The raw 2020 Census file counted 358 people with the surname Entin. That is different from the site's living-bearer estimate (411), which projects the surname's present-day count by applying the Census frequency rate to the current U.S. population.
It is the Census Bureau's normalized frequency measure. A rate of 0.12 per 100,000 means that if you picked a random group of 100,000 U.S. residents, you would expect about 0 of them to have the surname Entin.
Between 2010 and 2020, the surname Entin went from 367 recorded bearers to 358. That is a decrease of 9 (-2.5%). In the national ranking it fell from #55,841 to #60,717.
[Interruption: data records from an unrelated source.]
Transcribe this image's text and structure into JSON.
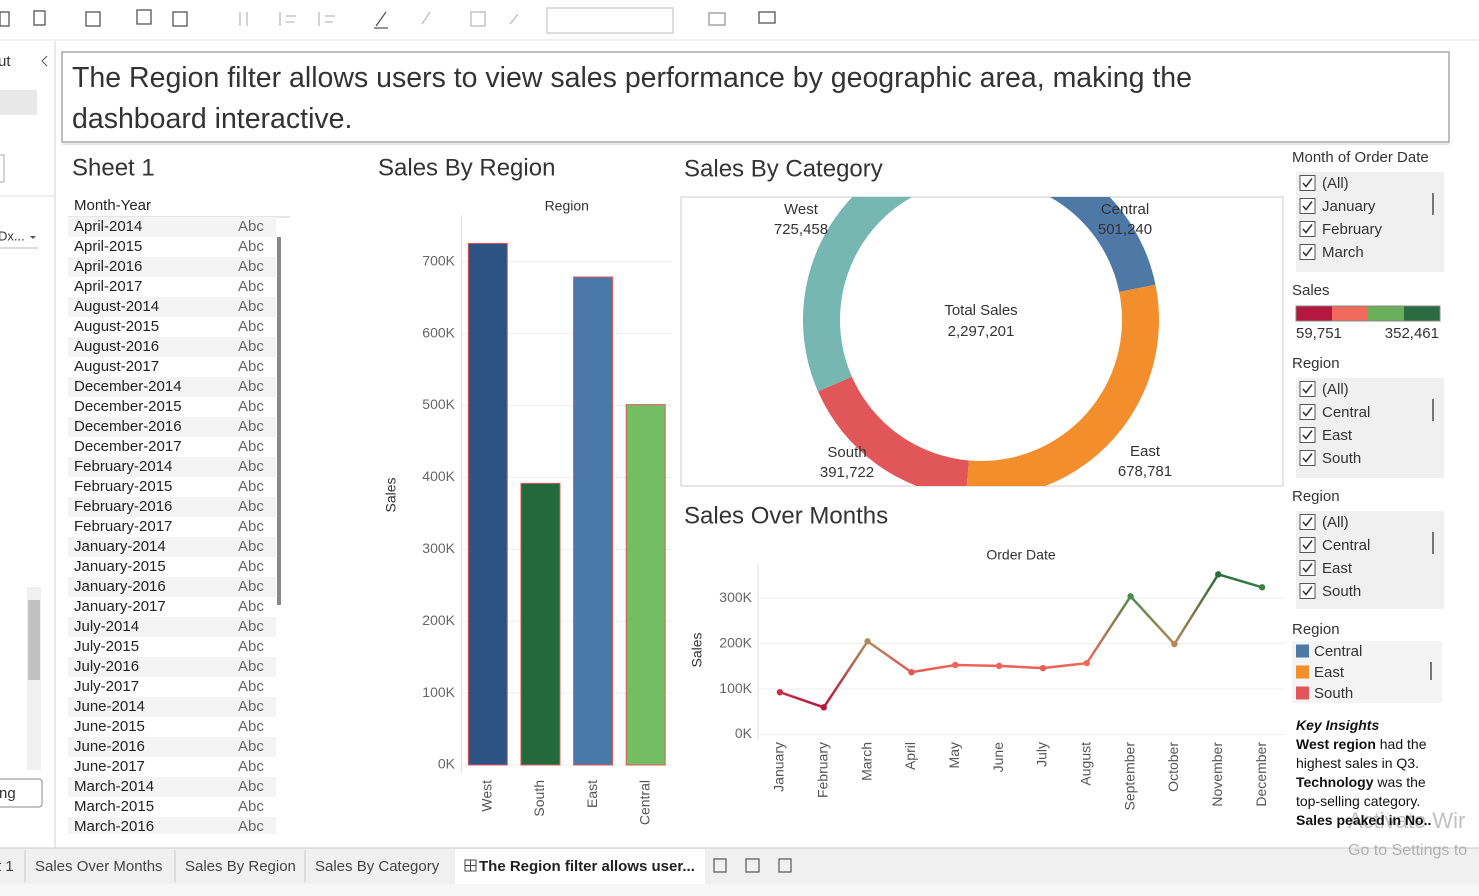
{
  "sidebar": {
    "labels": [
      "ut",
      "Dx...",
      "ng"
    ]
  },
  "header": {
    "text": "The Region filter allows users to view sales performance by geographic area, making the dashboard interactive."
  },
  "sheet": {
    "title": "Sheet 1",
    "column": "Month-Year",
    "rows": [
      [
        "April-2014",
        "Abc"
      ],
      [
        "April-2015",
        "Abc"
      ],
      [
        "April-2016",
        "Abc"
      ],
      [
        "April-2017",
        "Abc"
      ],
      [
        "August-2014",
        "Abc"
      ],
      [
        "August-2015",
        "Abc"
      ],
      [
        "August-2016",
        "Abc"
      ],
      [
        "August-2017",
        "Abc"
      ],
      [
        "December-2014",
        "Abc"
      ],
      [
        "December-2015",
        "Abc"
      ],
      [
        "December-2016",
        "Abc"
      ],
      [
        "December-2017",
        "Abc"
      ],
      [
        "February-2014",
        "Abc"
      ],
      [
        "February-2015",
        "Abc"
      ],
      [
        "February-2016",
        "Abc"
      ],
      [
        "February-2017",
        "Abc"
      ],
      [
        "January-2014",
        "Abc"
      ],
      [
        "January-2015",
        "Abc"
      ],
      [
        "January-2016",
        "Abc"
      ],
      [
        "January-2017",
        "Abc"
      ],
      [
        "July-2014",
        "Abc"
      ],
      [
        "July-2015",
        "Abc"
      ],
      [
        "July-2016",
        "Abc"
      ],
      [
        "July-2017",
        "Abc"
      ],
      [
        "June-2014",
        "Abc"
      ],
      [
        "June-2015",
        "Abc"
      ],
      [
        "June-2016",
        "Abc"
      ],
      [
        "June-2017",
        "Abc"
      ],
      [
        "March-2014",
        "Abc"
      ],
      [
        "March-2015",
        "Abc"
      ],
      [
        "March-2016",
        "Abc"
      ]
    ]
  },
  "chart_data": [
    {
      "type": "bar",
      "title": "Sales By Region",
      "header": "Region",
      "ylabel": "Sales",
      "categories": [
        "West",
        "South",
        "East",
        "Central"
      ],
      "values": [
        725458,
        391722,
        678781,
        501240
      ],
      "colors": [
        "#2c5384",
        "#23693b",
        "#4a78a9",
        "#73bd63"
      ],
      "outline": "#e15759",
      "ylim": [
        0,
        765000
      ],
      "yticks": [
        {
          "value": 0,
          "label": "0K"
        },
        {
          "value": 100000,
          "label": "100K"
        },
        {
          "value": 200000,
          "label": "200K"
        },
        {
          "value": 300000,
          "label": "300K"
        },
        {
          "value": 400000,
          "label": "400K"
        },
        {
          "value": 500000,
          "label": "500K"
        },
        {
          "value": 600000,
          "label": "600K"
        },
        {
          "value": 700000,
          "label": "700K"
        }
      ],
      "grid": true
    },
    {
      "type": "pie",
      "title": "Sales By Category",
      "categories": [
        "Central",
        "East",
        "South",
        "West"
      ],
      "values": [
        501240,
        678781,
        391722,
        725458
      ],
      "value_labels": [
        "501,240",
        "678,781",
        "391,722",
        "725,458"
      ],
      "colors": [
        "#4e79a7",
        "#f28e2b",
        "#e15759",
        "#76b7b2"
      ],
      "center_title": "Total Sales",
      "total": 2297201,
      "total_label": "2,297,201"
    },
    {
      "type": "line",
      "title": "Sales Over Months",
      "header": "Order Date",
      "ylabel": "Sales",
      "categories": [
        "January",
        "February",
        "March",
        "April",
        "May",
        "June",
        "July",
        "August",
        "September",
        "October",
        "November",
        "December"
      ],
      "values": [
        93000,
        59751,
        205000,
        137000,
        153000,
        151000,
        146000,
        157000,
        304000,
        199000,
        352461,
        324000
      ],
      "ylim": [
        0,
        362000
      ],
      "yticks": [
        {
          "value": 0,
          "label": "0K"
        },
        {
          "value": 100000,
          "label": "100K"
        },
        {
          "value": 200000,
          "label": "200K"
        },
        {
          "value": 300000,
          "label": "300K"
        }
      ],
      "grid": true
    }
  ],
  "filters": {
    "month": {
      "title": "Month of Order Date",
      "options": [
        "(All)",
        "January",
        "February",
        "March"
      ]
    },
    "color_legend": {
      "title": "Sales",
      "min": {
        "value": 59751,
        "label": "59,751"
      },
      "max": {
        "value": 352461,
        "label": "352,461"
      },
      "colors": [
        "#b5173e",
        "#f0695a",
        "#6aae5a",
        "#2a6b3f"
      ]
    },
    "regions": [
      {
        "title": "Region",
        "options": [
          "(All)",
          "Central",
          "East",
          "South"
        ]
      },
      {
        "title": "Region",
        "options": [
          "(All)",
          "Central",
          "East",
          "South"
        ]
      }
    ],
    "region_legend": {
      "title": "Region",
      "items": [
        {
          "name": "Central",
          "color": "#4e79a7"
        },
        {
          "name": "East",
          "color": "#f28e2b"
        },
        {
          "name": "South",
          "color": "#e15759"
        }
      ]
    }
  },
  "key_insights": {
    "title": "Key Insights",
    "paragraphs": [
      [
        {
          "text": "West region",
          "bold": true
        },
        {
          "text": " had the highest sales in Q3."
        }
      ],
      [
        {
          "text": "Technology",
          "bold": true
        },
        {
          "text": " was the top-selling category."
        }
      ],
      [
        {
          "text": "Sales peaked in No..",
          "bold": true
        }
      ]
    ]
  },
  "tabs": {
    "items": [
      "t 1",
      "Sales Over Months",
      "Sales By Region",
      "Sales By Category",
      "The Region filter allows user..."
    ],
    "active": 4
  },
  "watermark": [
    "Activate Wir",
    "Go to Settings to"
  ]
}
Among Census respondents with the surname Entin, the largest self-reported group is White at 89.1%. The next largest groups are Black (4.7%) and Hispanic (2.5%). These figures come from the 2020 Census Bureau surname tables, based on how respondents described their own race and ethnicity.
White is the largest self-reported group for the surname Entin in the 2020 Census, accounting for 89.1% (319 people in the source table).
Entin appears across multiple self-reported groups in the Census data. The largest shares in the 2020 file are White (89.1%), Black (4.7%), Hispanic (2.5%). For 2020, the source file also published raw headcounts for each group, which is why this page can show both percentages and counts in the ancestry section.
Yes. This page is using the latest surname file currently loaded on Name Census, which is 2020. The historical section above also keeps any older Census surname entries we have for Entin (2000, 2010, 2020).
No. The Census Bureau only publishes surnames that appeared at least 100 times in a given decennial Census. That means very rare surnames are excluded entirely, and a surname can appear in one Census release but disappear from a later one if it falls below the reporting threshold.
There are two main reasons: rounding and suppression. The Census Bureau rounds published values, and it may suppress very small cells to protect privacy. For 2020, the Bureau also published raw group counts rather than direct percentages, so Name Census converts those counts back into shares for comparability across census years.
A surname derived from the Russian male given name Anton. The fuller origin note on this page goes into more detail.
All surname statistics on Name Census are drawn from the US Census Bureau's decennial surname frequency tables. These files list every surname that appeared 100 or more times in the 2020 Census, along with a count, a per-100,000 rate, and a self-reported demographic breakdown. You can read the full explanation on our methodology page.
For surnames, Name Census does not age cohorts the way it does for first names. Instead, it takes the Census Bureau's published frequency for Entin (0.12 per 100,000) and applies that rate to the current U.S. resident population to estimate how many living Americans have the surname today.
For a faster, more casual read, check HowManyOfMe.org — our sister site built around that single question.